Les participants à une conférence, vendredi, sur le contrôle du financement des partis politique en Tunisie ont souligné la nécessité d’améliorer les mécanismes de contrôle des fonds alloués aux partis politiques eu égard aux menaces qui pèsent aujourd’hui sur la jeune démocratie en Tunisie.

Chawki Tabib, président de l’Instance nationale de lutte contre la corruption (INLUCC), a mis en garde contre la “libanisation” de la réalité politique en cas de maintien de la législation actuelle et du décret-loi n°2011-87 du 24 septembre 2011, portant organisation des partis politiques.

“Plusieurs indicateurs montrent que la Tunisie connaît une guerre par procuration, menée par des parties régionales extérieures au pays comme en atteste, clairement, la situation au parlement”, a-t-il déploré.

La cadre juridique actuel est incomplet, a-t-il estimé, assumant que le contrôle du financement des partis politiques relève de la responsabilité des médias, de la société civile, de la Justice et de l’Instance supérieure indépendante pour les élections (ISIE).

“Mais la plus grande responsabilité revient au gouvernement et aux partis essentiellement”, a-t-il encore estimé.

Selon Tabib, le premier bénéficiaire du décret-loi n°87 sont les partis politiques qui sont au nombre de 224, ce qui explique leur refus d’activer ou d’améliorer le texte actuel pour maintenir le flou concernant leurs sources de financement.

S’agissant de la polémique autour de l’éventuelle implication du chef du gouvernement, Elyès Fakhfakh, dans une affaire de conflit d’intérêts, le président de l’INLUCC a rappelé que le législateur a accordé à l’instance la mission de contrôler ce genre de situation et de transférer les dossiers à la justice.

De plus, l’article 90 de la Constitution, qui est, dans la hiérarchie des normes, supérieure à la loi n°2018-46 portant déclaration des biens et des intérêts, de la lutte contre l’enrichissement illicite et le conflit d’intérêt dans le secteur public, interdit au chef du gouvernement ou à aucun autre membre du gouvernement l’exercice d’une autre fonction.

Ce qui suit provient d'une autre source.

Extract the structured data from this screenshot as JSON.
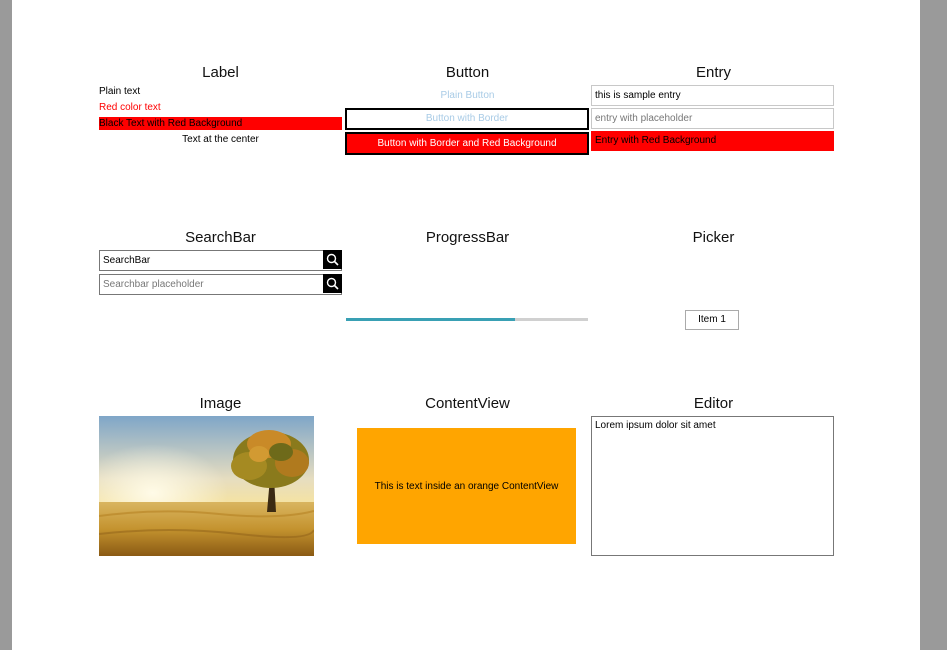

De son côté, Abdessalem Grissiaâ, premier président du Tribunal administratif, a évoqué l’article 26 du décret-loi n°87 qui exige la présentation des rapports de contrôle du financement des partis à une commission conduite par le premier président du Tribunal administratif et avec la participation du premier président de la Cour d’appel de Tunis et le président de l’Ordre des experts-comptables de Tunisie. Il a fait remarquer que l’article 26 ne comporte pas, cependant, des textes d’application ou des moyens matériels régissant le travail de la commission.

Pour sa part, Mourad Mahjoubi, responsable de la direction générale des associations et des partis politiques, a estimé que parmi les principales lacunes du décret-loi n°87 est la non application du volet du financement public mentionné dans l’article 21 dudit décret.

Le nouveau projet de loi qui répond aux normes internationales (Commission de Venise) garantira le financement public pour tous les partis politiques sur toute l’année, a-t-il ajouté.

Le nouveau projet de loi dont l’examen a démarré en 2018 avait fait l’objet de 5 concertations avec les partis politiques, mais n’a jamais été soumis à l’Assemblée des représentants du peuple.

Organisée par le Centre Kawakibi pour les transitions démocratiques, en collaboration avec le ministère des droits de l’Homme et de la Relation avec les instances constitutionnelles et la société civile, cette conférence a pour objectif d’identifier les points faibles et les difficultés auxquelles sont confrontées les structures de contrôle.